According to the flap copy, Yoko Ogawa is the author of over twenty works of fiction and nonfiction, which makes me curious as to why Picador decided to introduce her with this collection of three novellas. And “novellas” is a bit of a stretch . . . each piece is pretty short—around 50 very white-space heavy pages long—and all three read more like short stories than novellas.

Not that there’s a distinct difference between a long short story and a novella, although to me a novella is more complicated thematically, structurally, etc. This is a real broad generalization, I know, but one of the things that bugged me about this book is the singular focus of the plot and characterization.

A good example of this can be found in the title story, which is about a young woman whose parents run an orphanage, and a young man she has feelings who is a diver.
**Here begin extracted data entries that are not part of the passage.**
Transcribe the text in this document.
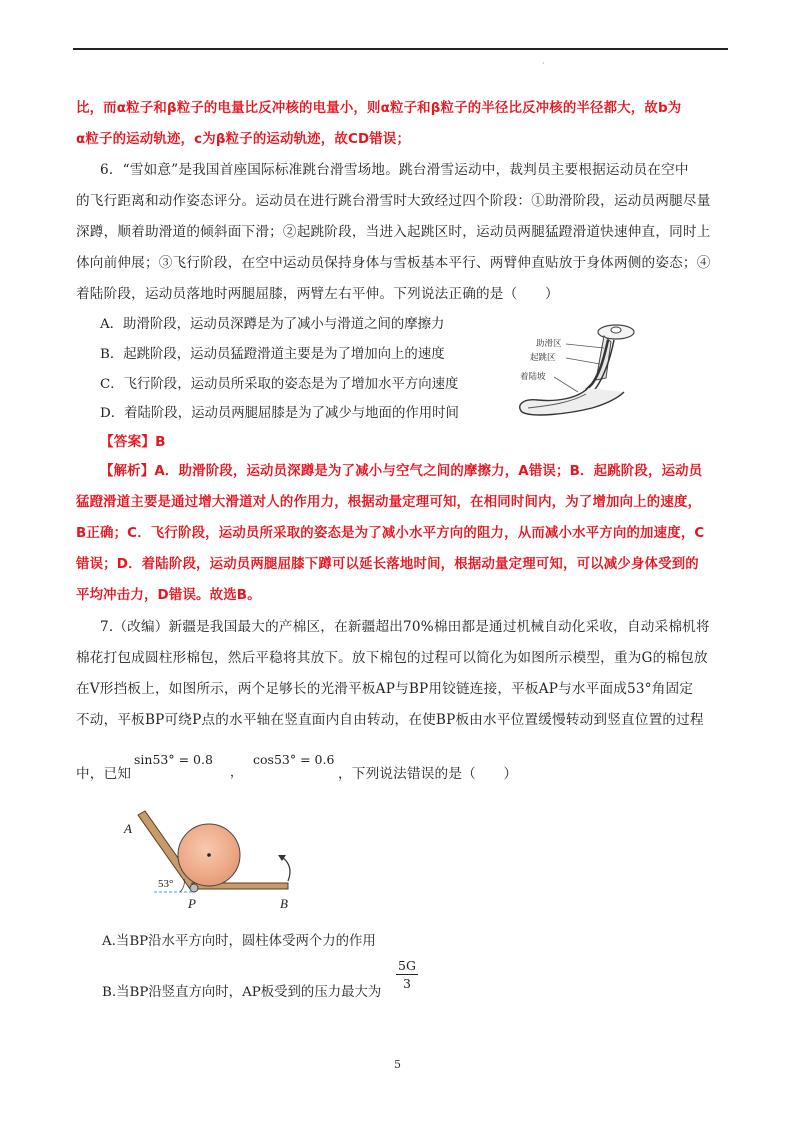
·
比，而α粒子和β粒子的电量比反冲核的电量小，则α粒子和β粒子的半径比反冲核的半径都大，故b为
α粒子的运动轨迹，c为β粒子的运动轨迹，故CD错误；
6．“雪如意”是我国首座国际标准跳台滑雪场地。跳台滑雪运动中，裁判员主要根据运动员在空中
的飞行距离和动作姿态评分。运动员在进行跳台滑雪时大致经过四个阶段：①助滑阶段，运动员两腿尽量
深蹲，顺着助滑道的倾斜面下滑；②起跳阶段，当进入起跳区时，运动员两腿猛蹬滑道快速伸直，同时上
体向前伸展；③飞行阶段，在空中运动员保持身体与雪板基本平行、两臂伸直贴放于身体两侧的姿态；④
着陆阶段，运动员落地时两腿屈膝，两臂左右平伸。下列说法正确的是（　　）
A．助滑阶段，运动员深蹲是为了减小与滑道之间的摩擦力
B．起跳阶段，运动员猛蹬滑道主要是为了增加向上的速度
C．飞行阶段，运动员所采取的姿态是为了增加水平方向速度
D．着陆阶段，运动员两腿屈膝是为了减少与地面的作用时间
助滑区
起跳区
着陆坡
【答案】B
【解析】A．助滑阶段，运动员深蹲是为了减小与空气之间的摩擦力，A错误；B．起跳阶段，运动员
猛蹬滑道主要是通过增大滑道对人的作用力，根据动量定理可知，在相同时间内，为了增加向上的速度，
B正确；C．飞行阶段，运动员所采取的姿态是为了减小水平方向的阻力，从而减小水平方向的加速度，C
错误；D．着陆阶段，运动员两腿屈膝下蹲可以延长落地时间，根据动量定理可知，可以减少身体受到的
平均冲击力，D错误。故选B。
7.（改编）新疆是我国最大的产棉区，在新疆超出70%棉田都是通过机械自动化采收，自动采棉机将
棉花打包成圆柱形棉包，然后平稳将其放下。放下棉包的过程可以简化为如图所示模型，重为G的棉包放
在V形挡板上，如图所示，两个足够长的光滑平板AP与BP用铰链连接，平板AP与水平面成53°角固定
不动，平板BP可绕P点的水平轴在竖直面内自由转动，在使BP板由水平位置缓慢转动到竖直位置的过程
中，已知
sin53° = 0.8
，
cos53° = 0.6
，下列说法错误的是（　　）
A
53°
P	B
A.当BP沿水平方向时，圆柱体受两个力的作用
B.当BP沿竖直方向时，AP板受到的压力最大为
5G
3
5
The story itself is very constrained and well-crafted with a sinister touch (more on that in a minute), but the constant references to diving get a bit tired. Sure, there’s a subtext to all of their conversations about diving, but when they meet up late at night and “share a moment,” this starts to get a bit ridiculous:

“For some reason, when I’m washing my suits and the house is still, I can think about diving.”

“About diving?”

“I go over the dives in my head—the approach, the timing of the bounce, the entrance.” His hands went on with their work as he talked. “If you picture a perfect dive over and over in your head, then when you get up on the board you feel as though you can actually do it.” [. . .]

“You love to dive, don’t you?” I couldn’t think of anything else to say.

“I do,” he said. Two words, but they echoed inside me. If I could have just those two words all to myself, I felt I would be at peace.

Uh, OK. And this by itself might be fine, but this is probably the fifth diving conversation in thirty pages . . . And then, two pages later, they share a memory of diving into the snow that blew in through cracks in the roof and filled the hallway. . .

This same thing happens in “Pregnancy Diary,” in which the main character’s sister is characterized almost exclusively by her relationship to food throughout her pregnancy.

All three of these stories are told by overlooked characters: a girl with parents growing up in an orphanage, a woman whose pregnant sister and husband come to live with her, a woman whose husband is paving the way for their relocation to Sweden. And all three stories have a sinister undertone, generally involving the idea of the main character poisoning someone. (The final line of “Pregnancy Diary” encapsulates this demented undercurrent: “I set off toward the nursery to meet my sister’s ruined child.”)

This controlled creepiness is the best aspect of the book, and really comes to the forefront in “Dormitory,” the last novella, and by far the best. Much more ambiguous and disturbing than the previous two, it points to a more sophisticated, intriguing style of writing that may well be evident in Ogawa’s other books.

And it’s completely possible that her other works aren’t quite so representative of what’s boring about contemporary realistic writing. Contemporary Japanese Writers Vol. 1—produced by the J-Lit folks and featuring tons of Japanese writers—has a nice overview that includes a bit on Hotel Iris a “sensual, sadomasochistic” novel about a decrepit old man and a young girl that sounds in keeping with what I liked about “Dormitory.”